The great vociferous North American trade negotiations are finally over. And while the deal could still be derailed by the coming November mid-term elections in the United States, it’s very likely that the United States-Mexico-Canada Agreement (USMCA) will be the new framework for conducting trade on the continent.

There has been a lot of ink spilled as to whether this was a good deal. But anyone who expected Canada would somehow emerge with a better deal than what we had is unaware of reality.

Canada needed a deal much more than the Americans, given our trade dependency.

It’s good that we now have a deal with a longer-term sunset clause (potential abrogation within 16 years) and a dispute settlement mechanism.

Destructive tariffs on the auto sector have been avoided and the agreement is trilateral.

In the end, Canada made some minor concessions on supply management and the minimum cross-border retail threshold and everyone was all smiles.

But behind the smiling, we must take a realistic assessment of our trade relationship with the U.S. because there has been a major ground shift.

The old agreement (the North American Free Trade Agreement, or NAFTA) was a vision of North American trade that despite having “free trade” in its name was never really unfettered trade. It was a trade management framework.

Nevertheless, names are important and the fact that it was presented as a free trade agreement (and North American) indicated a big picture view that superseded the interests of the three countries.

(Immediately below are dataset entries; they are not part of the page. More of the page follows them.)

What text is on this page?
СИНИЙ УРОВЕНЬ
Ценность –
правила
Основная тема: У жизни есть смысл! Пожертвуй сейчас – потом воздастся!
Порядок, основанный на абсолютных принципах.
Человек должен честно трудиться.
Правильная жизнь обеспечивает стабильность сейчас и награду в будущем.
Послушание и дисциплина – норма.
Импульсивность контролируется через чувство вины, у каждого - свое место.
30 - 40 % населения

While American interests dominated NAFTA, the U.S. was diplomatic enough to publicly view it as a partnership to help grow economies in a co-operative framework.

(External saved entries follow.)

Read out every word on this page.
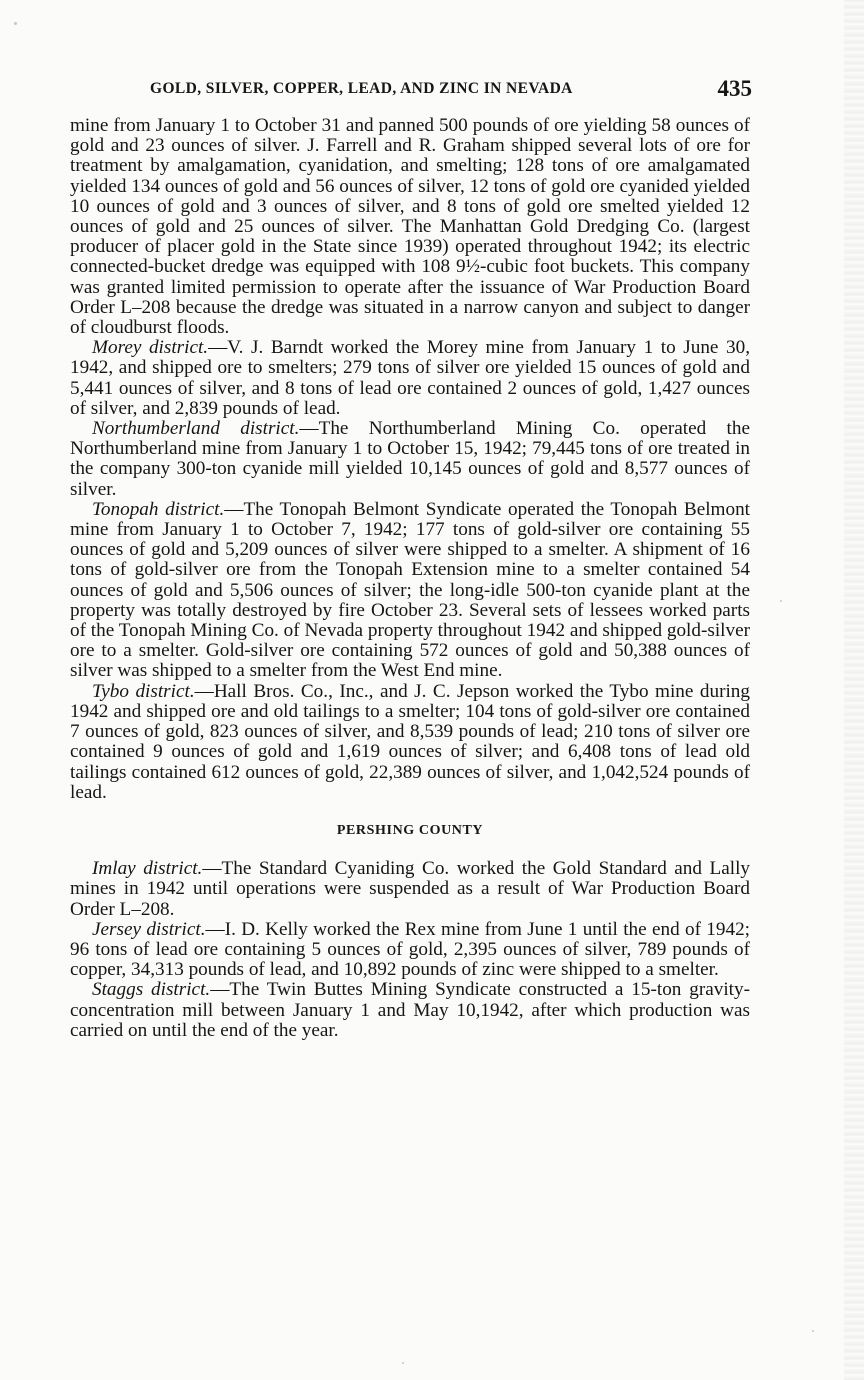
GOLD, SILVER, COPPER, LEAD, AND ZINC IN NEVADA	435

mine from January 1 to October 31 and panned 500 pounds of ore yielding 58 ounces of gold and 23 ounces of silver. J. Farrell and R. Graham shipped several lots of ore for treatment by amalgamation, cyanidation, and smelting; 128 tons of ore amalgamated yielded 134 ounces of gold and 56 ounces of silver, 12 tons of gold ore cyanided yielded 10 ounces of gold and 3 ounces of silver, and 8 tons of gold ore smelted yielded 12 ounces of gold and 25 ounces of silver. The Manhattan Gold Dredging Co. (largest producer of placer gold in the State since 1939) operated throughout 1942; its electric connected-bucket dredge was equipped with 108 9½-cubic foot buckets. This company was granted limited permission to operate after the issuance of War Production Board Order L–208 because the dredge was situated in a narrow canyon and subject to danger of cloudburst floods.

Morey district.—V. J. Barndt worked the Morey mine from January 1 to June 30, 1942, and shipped ore to smelters; 279 tons of silver ore yielded 15 ounces of gold and 5,441 ounces of silver, and 8 tons of lead ore contained 2 ounces of gold, 1,427 ounces of silver, and 2,839 pounds of lead.

Northumberland district.—The Northumberland Mining Co. operated the Northumberland mine from January 1 to October 15, 1942; 79,445 tons of ore treated in the company 300-ton cyanide mill yielded 10,145 ounces of gold and 8,577 ounces of silver.

Tonopah district.—The Tonopah Belmont Syndicate operated the Tonopah Belmont mine from January 1 to October 7, 1942; 177 tons of gold-silver ore containing 55 ounces of gold and 5,209 ounces of silver were shipped to a smelter. A shipment of 16 tons of gold-silver ore from the Tonopah Extension mine to a smelter contained 54 ounces of gold and 5,506 ounces of silver; the long-idle 500-ton cyanide plant at the property was totally destroyed by fire October 23. Several sets of lessees worked parts of the Tonopah Mining Co. of Nevada property throughout 1942 and shipped gold-silver ore to a smelter. Gold-silver ore containing 572 ounces of gold and 50,388 ounces of silver was shipped to a smelter from the West End mine.

Tybo district.—Hall Bros. Co., Inc., and J. C. Jepson worked the Tybo mine during 1942 and shipped ore and old tailings to a smelter; 104 tons of gold-silver ore contained 7 ounces of gold, 823 ounces of silver, and 8,539 pounds of lead; 210 tons of silver ore contained 9 ounces of gold and 1,619 ounces of silver; and 6,408 tons of lead old tailings contained 612 ounces of gold, 22,389 ounces of silver, and 1,042,524 pounds of lead.

PERSHING COUNTY

Imlay district.—The Standard Cyaniding Co. worked the Gold Standard and Lally mines in 1942 until operations were suspended as a result of War Production Board Order L–208.

Jersey district.—I. D. Kelly worked the Rex mine from June 1 until the end of 1942; 96 tons of lead ore containing 5 ounces of gold, 2,395 ounces of silver, 789 pounds of copper, 34,313 pounds of lead, and 10,892 pounds of zinc were shipped to a smelter.

Staggs district.—The Twin Buttes Mining Syndicate constructed a 15-ton gravity-concentration mill between January 1 and May 10,1942, after which production was carried on until the end of the year.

The name switch to the USMCA is quite significant, first because it eliminates the term free trade and second because it emphasizes specific national interests by listing the three countries – with the U.S. being first. This is clearly an “America First” agreement. Essentially, the purpose of the USMCA is to first promote the economic and trade interests of the U.S. within the North American and global trade environment and place the economic interests of its partners in second place.

Even with an agreement, the Americans have already signalled they may still impose tariffs on Canada when it suits their purposes – the maintenance of tariffs on steel and aluminum is the clearest indication of this. While a dispute settlement mechanism remains in place, it’s difficult to see how effective it will be given any tariff measures justified in the name of national security.

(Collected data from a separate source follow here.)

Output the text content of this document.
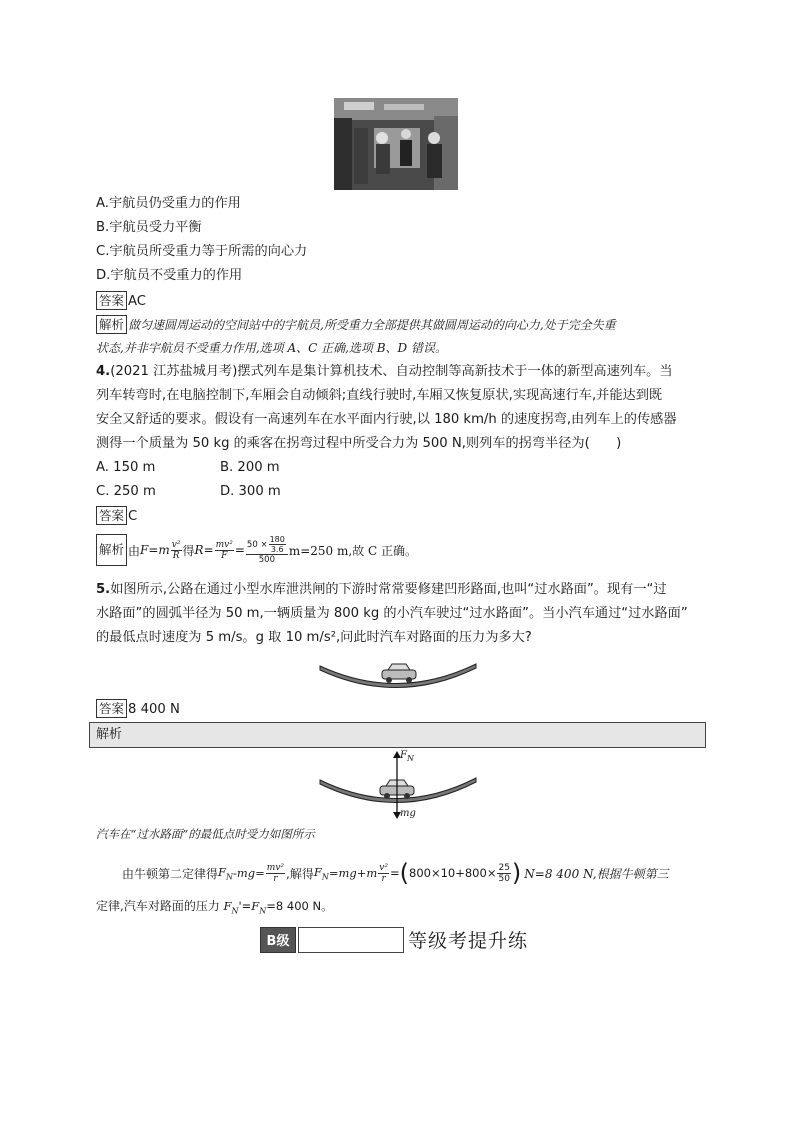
A.宇航员仍受重力的作用
B.宇航员受力平衡
C.宇航员所受重力等于所需的向心力
D.宇航员不受重力的作用
答案 AC
解析 做匀速圆周运动的空间站中的宇航员,所受重力全部提供其做圆周运动的向心力,处于完全失重
状态,并非宇航员不受重力作用,选项 A、C 正确,选项 B、D 错误。
4.(2021 江苏盐城月考)摆式列车是集计算机技术、自动控制等高新技术于一体的新型高速列车。当
列车转弯时,在电脑控制下,车厢会自动倾斜;直线行驶时,车厢又恢复原状,实现高速行车,并能达到既
安全又舒适的要求。假设有一高速列车在水平面内行驶,以 180 km/h 的速度拐弯,由列车上的传感器
测得一个质量为 50 kg 的乘客在拐弯过程中所受合力为 500 N,则列车的拐弯半径为(　　)
A. 150 m	B. 200 m
C. 250 m	D. 300 m
答案 C
解析 由 $F =m \frac{\text{v²}}{R}$ 得 $R = \frac{\text{mv²}}{F} = \frac{50 \times \frac{180}{3.6}}{500} m=250$ m,故 C 正确。
5.如图所示,公路在通过小型水库泄洪闸的下游时常常要修建凹形路面,也叫“过水路面”。现有一“过
水路面”的圆弧半径为 50 m,一辆质量为 800 kg 的小汽车驶过“过水路面”。当小汽车通过“过水路面”
的最低点时速度为 5 m/s。g 取 10 m/s²,问此时汽车对路面的压力为多大?
答案 8 400 N
解析
$F_N$
mg
汽车在“过水路面”的最低点时受力如图所示
由牛顿第二定律得 $F_N$ $-mg= \frac{\text{mv²}}{r}$ ,解得 $F_N =mg+m \frac{\text{v²}}{r}$ = ( $800\times 10+800\times \frac{25}{50}$ ) N=8 400 N,根据牛顿第三
定律,汽车对路面的压力 $F_N'=F_N=8$ 400 N。
B级	等级考提升练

The Chinese reaction, that this agreement is a “hegemonic action” by the U.S., is pretty close to the mark given that the new agreement makes some interesting institutional changes designed to enhance America’s already strong influence with its North American trade partners.

First, there’s the formal requirement that Canada and Mexico notify the U.S. of any intent to negotiate with non-market economies (i.e. China) and it remains to be seen if this will be a diplomatic courtesy or evolve into a right of veto by the Americans.

Second, there’s the section that establishes a committee to monitor the macroeconomic and exchange rate policies of the three countries ostensibly to maintain market-oriented exchange rates and refrain from competitive devaluation. Of course, one immediately wonders how long it will be before the Americans hint that our market-set exchange rate is too low and favours our exports, and provide direction on what we should do.

While there are no doubt fiscal and monetary policy links between Canada and the U.S. already, this more formal process raises questions about the independence of our fiscal and monetary policy and the role of the Bank of Canada.

This agreement preserves much of what was in NAFTA and also creates several new dimensions to the playing field. There has been a major shift in the American view of what a trade agreement means and the extent to which the U.S. is willing to play hardball to get what it wants, as recent negotiations so clearly illustrate.

How much of this shift is a function of the administration of President Donald Trump and how much reflects a permanent change will be crucial to Canada’s economic future.

Livio Di Matteo is a senior fellow at the Fraser Institute and professor of economics at Lakehead University in Ontario.